Managing cancer clients

Do have customers that you wish you didn’t? Ones that flip-flop what they need halfway thru the project. Or worse, at the end. The revenue seems hardly worth the effort.

We had one recent client who said that we were complying with their safety rules for the equipment we were building. Until suddenly we weren’t complying. “This needs to be resolved now”, etc. Ugh!

Well Sean De’Sousa of Psychotactics.com made this suggestion in his recent newsletter titled How To Get Rid of Cancer Clients: The Riot Act:

“‘Ms. Client, we have a clause, called the Riot Act. We’ll do everything in our power to do all of the above. And you in turn should do all in your power to help us do our job. The moment you run into issues with us, you have the right to fire us. The moment we run into issues with you, we have the right to fire you. Is that fair?’

Watch for the client’s eyes to pop.
Watch as her jaw drops.
Watch as the pencil tumbles in slow motion to the floor.”

Sean may have more flexibility to fire a services client than we can, because we are building something physical as a one-time project. But his point should be valid: the terms of the relationship need to be more explicit than seems necessary at the beginning.

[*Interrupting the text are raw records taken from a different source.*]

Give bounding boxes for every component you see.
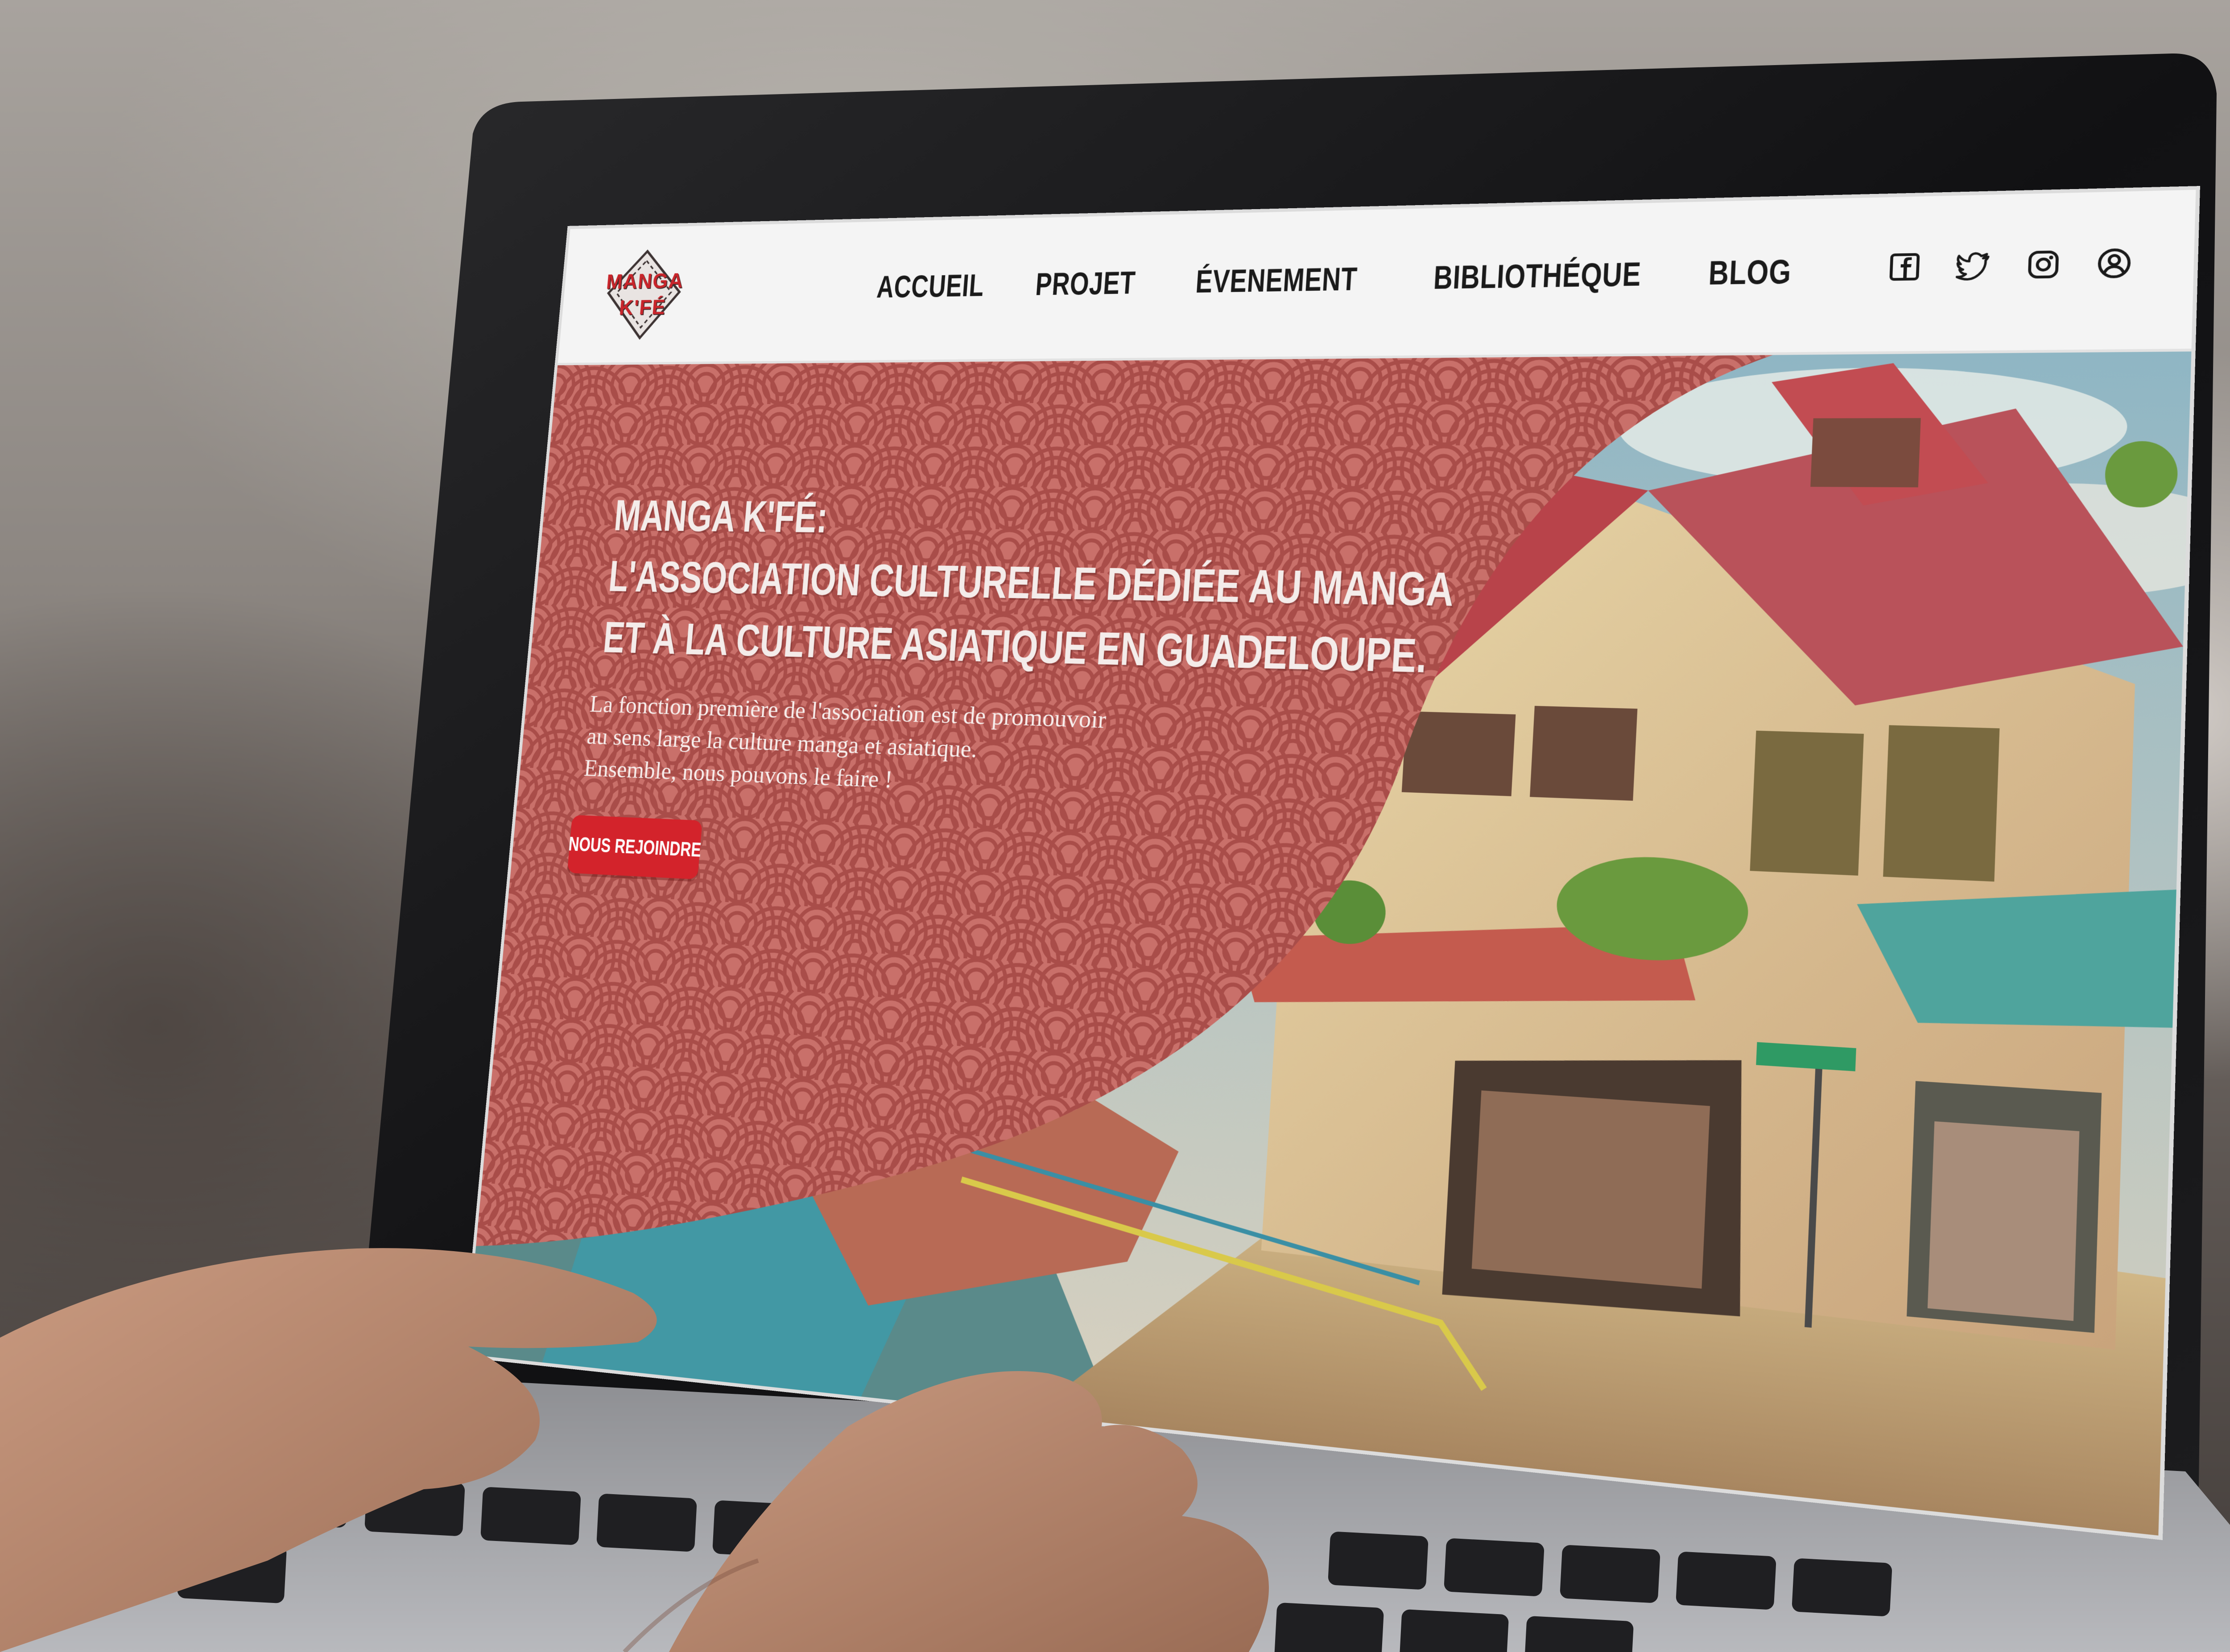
facebook-icon[interactable] xyxy=(1887,251,1923,283)
instagram-icon[interactable] xyxy=(2025,248,2061,281)
hero-title: MANGA K'FÉ: L'ASSOCIATION CULTURELLE DÉD… xyxy=(601,485,1456,684)
twitter-icon[interactable] xyxy=(1956,249,1991,282)
site-header: MANGA K'FÉ ACCUEIL PROJET ÉVENEMENT BIBL… xyxy=(558,190,2196,366)
laptop-screen: MANGA K'FÉ ACCUEIL PROJET ÉVENEMENT BIBL… xyxy=(0,0,2230,1652)
user-account-icon[interactable] xyxy=(2096,247,2132,280)
join-button-label: NOUS REJOINDRE xyxy=(567,832,702,861)
nav-blog[interactable]: BLOG xyxy=(1708,252,1792,292)
nav-accueil[interactable]: ACCUEIL xyxy=(875,268,985,305)
join-button[interactable]: NOUS REJOINDRE xyxy=(567,815,703,880)
nav-bibliotheque[interactable]: BIBLIOTHÉQUE xyxy=(1432,255,1642,297)
nav-projet[interactable]: PROJET xyxy=(1035,264,1137,302)
hero-title-line-2: L'ASSOCIATION CULTURELLE DÉDIÉE AU MANGA xyxy=(607,551,1456,616)
website: MANGA K'FÉ ACCUEIL PROJET ÉVENEMENT BIBL… xyxy=(466,190,2196,1536)
nav-evenement[interactable]: ÉVENEMENT xyxy=(1194,260,1358,300)
hero-section: MANGA K'FÉ: L'ASSOCIATION CULTURELLE DÉD… xyxy=(466,351,2192,1536)
social-links xyxy=(1887,247,2133,283)
hero-title-line-1: MANGA K'FÉ: xyxy=(612,490,830,542)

Quotations, fine print, and unseen ‘policies’ are often used as CYA tools after the fact. But is there a step in your business process that outlines what you will and won’t do?

I think it could be as easy as the salesperson highlighting lines in the quote prior to taking the order. I’ve felt better when salespeople I am buying from warn me about what will or won’t happen ‘back at the office’. At least I know where I stand.

But fear of losing a sale may cause them to keep their mouth shut. Then you are stuck with the ‘cancer client’. That’s why adding the ‘riot act’ as an explicit step makes sense. Maybe its smarter to have it come after the order, and from the ‘home office’, to squelch whatever the salesperson may have implied or promised, and to establish a tone of control. (Just don’t sound evil when you do it, as I think that’s a real risk.)